William Kristol's April 7 editorial [1] in The Weekly Standard denouncing critics of the war on Iraq as "anti-American" is startlingly reminiscent of the menacing directives issued for decades by the Soviet Communist Party's Department of Ideology.
Any literate person of Kristol's generation surely remembers the repressive charges of "anti-Sovietism" leveled by the pre-Gorbachev Kremlin against domestic opponents, including the great pro-democracy (and, yes, pro-peace) dissident Andrei Sakharov [2]. Now Kommissar Kristol [3] lays down the line that all critics of the White House's war are guilty of holding "anti-American" opinions. According to Kristol, the "anti-Americans" include "the Teddy Kennedy wing of the Senate Democrats, the Nancy Pelosi faction of the House Democrats, a large majority of Democratic grass-roots activists" and the "bulk of liberal columnists, the New York Times editorial page [4], and Hollywood."
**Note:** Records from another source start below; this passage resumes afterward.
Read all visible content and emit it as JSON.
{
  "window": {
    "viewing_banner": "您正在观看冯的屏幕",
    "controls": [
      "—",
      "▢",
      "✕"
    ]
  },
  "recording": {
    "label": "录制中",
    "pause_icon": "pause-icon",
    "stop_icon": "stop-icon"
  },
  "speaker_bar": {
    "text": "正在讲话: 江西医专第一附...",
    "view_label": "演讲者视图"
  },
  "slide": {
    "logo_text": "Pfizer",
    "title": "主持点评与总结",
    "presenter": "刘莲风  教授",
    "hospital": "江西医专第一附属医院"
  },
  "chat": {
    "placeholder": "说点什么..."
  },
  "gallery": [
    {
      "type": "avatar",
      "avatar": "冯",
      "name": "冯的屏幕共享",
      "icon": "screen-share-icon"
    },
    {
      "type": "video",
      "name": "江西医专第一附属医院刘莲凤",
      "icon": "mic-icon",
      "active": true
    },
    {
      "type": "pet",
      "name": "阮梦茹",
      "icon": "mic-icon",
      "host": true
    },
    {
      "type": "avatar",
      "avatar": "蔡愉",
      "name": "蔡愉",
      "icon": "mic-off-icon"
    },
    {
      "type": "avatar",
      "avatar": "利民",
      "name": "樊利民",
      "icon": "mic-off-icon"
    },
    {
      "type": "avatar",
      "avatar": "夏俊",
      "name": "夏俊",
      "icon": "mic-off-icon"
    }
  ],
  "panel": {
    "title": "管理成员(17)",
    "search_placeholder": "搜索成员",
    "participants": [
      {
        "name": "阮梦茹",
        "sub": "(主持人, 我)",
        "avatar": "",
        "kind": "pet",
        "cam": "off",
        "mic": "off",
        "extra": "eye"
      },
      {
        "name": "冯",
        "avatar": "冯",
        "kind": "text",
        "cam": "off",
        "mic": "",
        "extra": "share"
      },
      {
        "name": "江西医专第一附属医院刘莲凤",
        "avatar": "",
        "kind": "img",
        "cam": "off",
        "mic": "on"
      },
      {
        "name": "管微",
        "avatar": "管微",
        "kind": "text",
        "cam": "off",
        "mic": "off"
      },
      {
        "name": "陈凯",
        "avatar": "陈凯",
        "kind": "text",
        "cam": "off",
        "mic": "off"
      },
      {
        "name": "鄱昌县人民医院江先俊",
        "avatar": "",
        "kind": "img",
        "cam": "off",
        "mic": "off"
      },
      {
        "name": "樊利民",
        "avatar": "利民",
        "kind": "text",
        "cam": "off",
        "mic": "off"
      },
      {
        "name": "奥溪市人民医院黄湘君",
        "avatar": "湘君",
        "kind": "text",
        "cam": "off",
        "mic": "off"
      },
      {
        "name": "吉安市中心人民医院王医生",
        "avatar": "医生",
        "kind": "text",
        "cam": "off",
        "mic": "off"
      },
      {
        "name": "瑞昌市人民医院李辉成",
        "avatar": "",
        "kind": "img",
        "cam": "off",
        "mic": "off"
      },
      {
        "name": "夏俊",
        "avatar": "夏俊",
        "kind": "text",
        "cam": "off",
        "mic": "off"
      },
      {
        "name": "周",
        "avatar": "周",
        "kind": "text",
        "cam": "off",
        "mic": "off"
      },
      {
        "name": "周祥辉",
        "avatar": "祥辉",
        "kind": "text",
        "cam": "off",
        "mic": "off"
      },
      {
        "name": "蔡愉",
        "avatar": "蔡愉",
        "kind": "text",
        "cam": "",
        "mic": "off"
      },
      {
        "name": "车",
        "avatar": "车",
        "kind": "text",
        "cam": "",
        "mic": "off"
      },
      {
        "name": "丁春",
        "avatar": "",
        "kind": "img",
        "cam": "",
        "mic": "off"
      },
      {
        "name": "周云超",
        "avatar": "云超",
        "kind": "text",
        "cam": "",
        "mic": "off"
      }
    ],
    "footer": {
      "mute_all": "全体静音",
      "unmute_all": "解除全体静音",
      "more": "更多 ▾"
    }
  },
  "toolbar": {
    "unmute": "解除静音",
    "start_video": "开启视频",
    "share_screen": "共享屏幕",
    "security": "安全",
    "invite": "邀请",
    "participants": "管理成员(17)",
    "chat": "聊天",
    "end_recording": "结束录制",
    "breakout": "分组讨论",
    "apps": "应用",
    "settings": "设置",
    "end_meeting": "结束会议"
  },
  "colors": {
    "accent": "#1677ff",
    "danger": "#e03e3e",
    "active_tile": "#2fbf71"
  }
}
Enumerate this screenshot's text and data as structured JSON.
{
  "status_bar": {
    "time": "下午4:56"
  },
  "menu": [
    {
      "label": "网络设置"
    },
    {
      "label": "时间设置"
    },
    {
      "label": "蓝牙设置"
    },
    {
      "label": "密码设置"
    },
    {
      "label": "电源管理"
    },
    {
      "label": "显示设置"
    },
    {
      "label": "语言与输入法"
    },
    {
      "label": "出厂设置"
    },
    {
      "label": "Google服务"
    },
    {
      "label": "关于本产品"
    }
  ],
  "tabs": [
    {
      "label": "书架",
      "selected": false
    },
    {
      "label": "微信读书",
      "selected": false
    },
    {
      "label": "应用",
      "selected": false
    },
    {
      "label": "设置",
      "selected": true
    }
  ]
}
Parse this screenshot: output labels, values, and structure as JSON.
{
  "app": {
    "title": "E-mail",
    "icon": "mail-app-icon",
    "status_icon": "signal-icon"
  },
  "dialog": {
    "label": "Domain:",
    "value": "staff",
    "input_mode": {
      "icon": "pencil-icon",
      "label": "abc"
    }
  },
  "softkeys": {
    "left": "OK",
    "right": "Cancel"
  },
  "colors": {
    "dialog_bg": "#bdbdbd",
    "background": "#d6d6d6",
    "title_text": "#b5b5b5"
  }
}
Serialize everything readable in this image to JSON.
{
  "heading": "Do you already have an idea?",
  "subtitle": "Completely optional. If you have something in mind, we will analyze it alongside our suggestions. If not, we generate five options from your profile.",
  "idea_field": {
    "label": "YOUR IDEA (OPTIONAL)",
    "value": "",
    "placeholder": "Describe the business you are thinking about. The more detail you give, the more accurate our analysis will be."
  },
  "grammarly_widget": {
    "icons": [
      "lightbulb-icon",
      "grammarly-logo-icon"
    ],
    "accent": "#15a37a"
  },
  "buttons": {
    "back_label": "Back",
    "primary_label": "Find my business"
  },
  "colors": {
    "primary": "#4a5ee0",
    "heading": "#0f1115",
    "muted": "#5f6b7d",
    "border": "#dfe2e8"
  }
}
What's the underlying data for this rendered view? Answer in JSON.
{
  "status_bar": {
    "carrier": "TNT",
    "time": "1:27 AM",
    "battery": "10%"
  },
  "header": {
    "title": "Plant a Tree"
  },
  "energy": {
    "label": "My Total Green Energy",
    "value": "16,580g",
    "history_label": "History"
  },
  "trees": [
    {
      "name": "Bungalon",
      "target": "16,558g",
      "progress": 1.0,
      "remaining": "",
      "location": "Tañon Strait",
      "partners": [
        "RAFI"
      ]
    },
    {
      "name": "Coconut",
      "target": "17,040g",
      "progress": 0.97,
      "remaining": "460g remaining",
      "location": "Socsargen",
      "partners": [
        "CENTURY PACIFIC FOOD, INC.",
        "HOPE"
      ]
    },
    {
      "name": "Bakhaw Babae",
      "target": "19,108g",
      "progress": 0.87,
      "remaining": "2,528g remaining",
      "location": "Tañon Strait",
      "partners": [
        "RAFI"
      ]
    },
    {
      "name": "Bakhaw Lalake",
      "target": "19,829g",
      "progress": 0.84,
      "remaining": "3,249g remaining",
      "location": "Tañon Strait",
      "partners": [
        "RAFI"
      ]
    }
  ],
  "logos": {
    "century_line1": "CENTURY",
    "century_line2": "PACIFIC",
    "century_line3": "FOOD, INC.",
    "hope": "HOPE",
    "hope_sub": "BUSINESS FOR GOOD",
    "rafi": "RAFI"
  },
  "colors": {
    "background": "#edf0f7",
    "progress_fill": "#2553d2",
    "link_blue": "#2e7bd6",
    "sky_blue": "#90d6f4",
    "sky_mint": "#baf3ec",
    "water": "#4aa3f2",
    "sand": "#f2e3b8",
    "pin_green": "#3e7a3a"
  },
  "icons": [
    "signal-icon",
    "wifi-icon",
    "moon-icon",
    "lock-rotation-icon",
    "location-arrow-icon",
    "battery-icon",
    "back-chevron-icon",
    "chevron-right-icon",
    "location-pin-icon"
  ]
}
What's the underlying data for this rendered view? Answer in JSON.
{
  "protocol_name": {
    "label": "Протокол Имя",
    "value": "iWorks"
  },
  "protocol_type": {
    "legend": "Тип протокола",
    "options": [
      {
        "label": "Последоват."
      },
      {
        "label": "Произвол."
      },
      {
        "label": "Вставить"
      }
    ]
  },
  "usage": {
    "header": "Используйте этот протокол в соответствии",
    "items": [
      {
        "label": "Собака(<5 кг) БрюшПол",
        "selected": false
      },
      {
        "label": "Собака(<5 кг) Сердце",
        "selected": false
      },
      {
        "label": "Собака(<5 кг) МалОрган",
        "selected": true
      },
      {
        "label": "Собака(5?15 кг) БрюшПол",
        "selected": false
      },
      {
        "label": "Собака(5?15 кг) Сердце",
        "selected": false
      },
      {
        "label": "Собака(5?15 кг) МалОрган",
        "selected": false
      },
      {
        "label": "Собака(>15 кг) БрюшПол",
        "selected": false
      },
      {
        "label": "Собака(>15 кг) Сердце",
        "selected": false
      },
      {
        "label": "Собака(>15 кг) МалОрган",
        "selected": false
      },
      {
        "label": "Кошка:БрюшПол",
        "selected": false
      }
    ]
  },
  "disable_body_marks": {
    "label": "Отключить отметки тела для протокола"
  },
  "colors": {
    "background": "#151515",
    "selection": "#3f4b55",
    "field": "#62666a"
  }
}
No doubt Kristol [5], with his censorious, antidemocratic instincts, would have risen high in the apparat of the old Soviet Communist Party. But there may be a larger, more ominous parallel here: Once upon a time, the Kremlin also used force to try to remake the world in its own image.
Conservatives claim to learn from history. Kristol's outburst--one of many such dissent-is-unpatriotic statements issued by pro-White House cheerleaders in the media--is more evidence that the people who now control America's national security policy are not really conservatives but extremists.